Randal Hill

No. 81, 89
- Position: Wide receiver

Personal information
- Born: September 21, 1969 (age 56) Miami, Florida, U.S.
- Listed height: 5 ft 10 in (1.78 m)
- Listed weight: 180 lb (82 kg)

Career information
- High school: Miami Killian (Kendall, Florida)
- College: Miami (FL)
- NFL draft: 1991: 1st round, 23rd overall pick

Career history
- Miami Dolphins (1991); Phoenix / Arizona Cardinals (1991–1994); Miami Dolphins (1995–1996); New Orleans Saints (1997); Chicago Bears (1998)*;
- * Offseason or practice squad member only

Awards and highlights
- 2× National champion (1987, 1989);

Career NFL statistics
- Receptions: 262
- Receiving yards: 3,849
- Touchdowns: 14
- Stats at Pro Football Reference

= Randal Hill =

American football player and politician (born 1969)

Randal "Thrill" Hill (born September 21, 1969) is an American former professional football player who was a wide receiver in the National Football League (NFL) from 1991 through 1997. He played for the Miami Dolphins, Phoenix / Arizona Cardinals, and New Orleans Saints.

After his playing career, Hill ran in the 2016 election for the United States House of Representatives in .

==Football career==
Hill graduated from Miami Killian High School in Kendall, Florida, where he played for the school's American football team as a cornerback.

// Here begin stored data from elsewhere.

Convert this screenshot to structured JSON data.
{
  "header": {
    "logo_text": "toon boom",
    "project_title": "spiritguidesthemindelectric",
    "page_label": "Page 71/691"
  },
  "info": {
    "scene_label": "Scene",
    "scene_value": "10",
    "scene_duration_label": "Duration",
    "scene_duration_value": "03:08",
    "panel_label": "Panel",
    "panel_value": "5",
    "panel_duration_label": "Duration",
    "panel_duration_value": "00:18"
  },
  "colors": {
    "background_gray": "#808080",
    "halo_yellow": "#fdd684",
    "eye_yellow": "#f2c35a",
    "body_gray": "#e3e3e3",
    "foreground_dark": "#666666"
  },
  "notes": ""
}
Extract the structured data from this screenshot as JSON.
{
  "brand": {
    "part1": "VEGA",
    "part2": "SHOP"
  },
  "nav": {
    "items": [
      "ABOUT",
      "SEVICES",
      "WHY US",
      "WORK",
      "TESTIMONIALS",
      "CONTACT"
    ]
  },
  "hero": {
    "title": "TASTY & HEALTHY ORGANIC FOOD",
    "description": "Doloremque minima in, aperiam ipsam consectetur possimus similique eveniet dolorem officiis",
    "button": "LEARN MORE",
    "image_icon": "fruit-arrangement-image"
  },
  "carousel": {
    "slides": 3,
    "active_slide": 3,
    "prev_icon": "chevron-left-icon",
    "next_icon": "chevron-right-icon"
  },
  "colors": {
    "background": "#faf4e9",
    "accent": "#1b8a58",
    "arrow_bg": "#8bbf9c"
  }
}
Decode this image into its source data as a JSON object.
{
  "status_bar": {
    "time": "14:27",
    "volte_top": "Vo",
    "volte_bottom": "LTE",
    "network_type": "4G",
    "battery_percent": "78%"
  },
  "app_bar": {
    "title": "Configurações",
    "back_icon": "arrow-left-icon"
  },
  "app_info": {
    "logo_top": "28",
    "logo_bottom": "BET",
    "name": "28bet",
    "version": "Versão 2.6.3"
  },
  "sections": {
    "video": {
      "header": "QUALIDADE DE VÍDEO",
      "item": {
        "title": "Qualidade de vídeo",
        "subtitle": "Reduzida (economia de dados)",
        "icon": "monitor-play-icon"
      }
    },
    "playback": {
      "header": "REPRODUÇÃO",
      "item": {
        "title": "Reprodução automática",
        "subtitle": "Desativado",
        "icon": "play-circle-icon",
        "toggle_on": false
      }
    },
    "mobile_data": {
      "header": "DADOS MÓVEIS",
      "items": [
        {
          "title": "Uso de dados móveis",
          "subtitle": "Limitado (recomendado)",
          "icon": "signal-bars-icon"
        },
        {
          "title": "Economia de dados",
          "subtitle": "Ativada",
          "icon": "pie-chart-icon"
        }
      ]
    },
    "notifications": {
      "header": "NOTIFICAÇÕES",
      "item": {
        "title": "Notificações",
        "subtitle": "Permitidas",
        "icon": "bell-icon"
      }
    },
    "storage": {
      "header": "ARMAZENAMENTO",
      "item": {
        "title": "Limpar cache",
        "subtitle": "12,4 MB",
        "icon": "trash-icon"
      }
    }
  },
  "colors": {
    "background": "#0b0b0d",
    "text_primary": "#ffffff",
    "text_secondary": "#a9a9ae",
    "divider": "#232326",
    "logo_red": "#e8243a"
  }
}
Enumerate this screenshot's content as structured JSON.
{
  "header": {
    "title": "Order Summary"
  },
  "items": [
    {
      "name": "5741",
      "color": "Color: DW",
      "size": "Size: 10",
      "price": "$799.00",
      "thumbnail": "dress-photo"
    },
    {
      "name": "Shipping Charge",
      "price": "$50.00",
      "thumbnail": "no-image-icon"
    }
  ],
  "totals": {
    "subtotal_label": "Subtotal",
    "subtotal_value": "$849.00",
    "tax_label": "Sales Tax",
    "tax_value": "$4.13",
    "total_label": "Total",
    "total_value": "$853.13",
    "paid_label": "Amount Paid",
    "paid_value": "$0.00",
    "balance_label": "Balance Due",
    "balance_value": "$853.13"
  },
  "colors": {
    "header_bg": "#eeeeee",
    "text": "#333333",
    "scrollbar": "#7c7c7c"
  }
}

He attended the University of Miami, and played college football for the Miami Hurricanes football team. At Miami, he became a wide receiver. In his Hurricanes' career, Hill had 107 receptions for 1,643 yards with 11 touchdowns, and returned 54 kickoffs for an average of 21.6 yards per return.

The Miami Dolphins selected Hill in the first round, with the 23rd overall selection, of the 1991 NFL draft. Hill missed four weeks of training camp in a contract dispute, before he signed with the Dolphins, reportedly for $2 million. After the first game of the 1991 season, with Dolphins coach Don Shula believing that Hill was not ready to play, the Dolphins traded Hill to the Phoenix Cardinals for a first round pick in the 1992 NFL draft. Hill caught 43 passes for 495 yards and one touchdown in 1991, had 58 receptions for 861 yards in 1992, and recorded 35 receptions for 519 yards with four touchdowns in 1993. He played with the Cardinals through the 1994 season, and then returned to Miami for the 1995 and 1996 seasons. He spent the 1997 season with the New Orleans Saints. He led the Saints with 55 receptions for 761 yards. He signed with the Chicago Bears for the 1998 season, but did not make the team.

Hill was interviewed about his time at the University of Miami for the documentary The U, which premiered December 12, 2009 on ESPN.

==NFL career statistics==

Legend
|  | Led the league |
| Bold | Career high |

=== Regular season ===

| Year | Team | Games |  | Receiving |  |  |  |  |
| GP | GS | Rec | Yds | Avg | Lng | TD |
| 1991 | MIA | 1 | 0 | 0 | 0 | 0.0 | 0 | 0 |
| PHO | 15 | 4 | 43 | 495 | 11.5 | 31 | 1 |
| 1992 | PHO | 16 | 14 | 58 | 861 | 14.8 | 49 | 3 |
| 1993 | PHO | 16 | 8 | 35 | 519 | 14.8 | 58 | 4 |
| 1994 | ARI | 14 | 14 | 38 | 544 | 14.3 | 51 | 0 |
| 1995 | MIA | 12 | 0 | 12 | 260 | 21.7 | 58 | 0 |
| 1996 | MIA | 14 | 5 | 21 | 409 | 19.5 | 61 | 4 |
| 1997 | NOR | 15 | 15 | 55 | 761 | 13.8 | 89 | 2 |
|  |  | 103 | 60 | 262 | 3,849 | 14.7 | 89 | 14 |

=== Playoffs ===

| Year | Team | Games |  | Receiving |  |  |  |  |
| GP | GS | Rec | Yds | Avg | Lng | TD |
| 1995 | MIA | 1 | 0 | 2 | 59 | 29.5 | 45 | 1 |
|  |  | 1 | 0 | 2 | 59 | 29.5 | 45 | 1 |

==Career after football==
After his football career ended, Hill worked for the Sunrise, Florida, police department and the Palm Beach County Sheriff's Office. He then became an agent for United States Customs.

In July 2015, Hill declared that he would run in the Democratic Party primary election against incumbent U.S. Representative Frederica Wilson in the 2016 election to represent in the House of Representatives. Wilson defeated Hill.

==Personal life==
Hill lives in Davie, Florida, with his wife, an internal medicine doctor.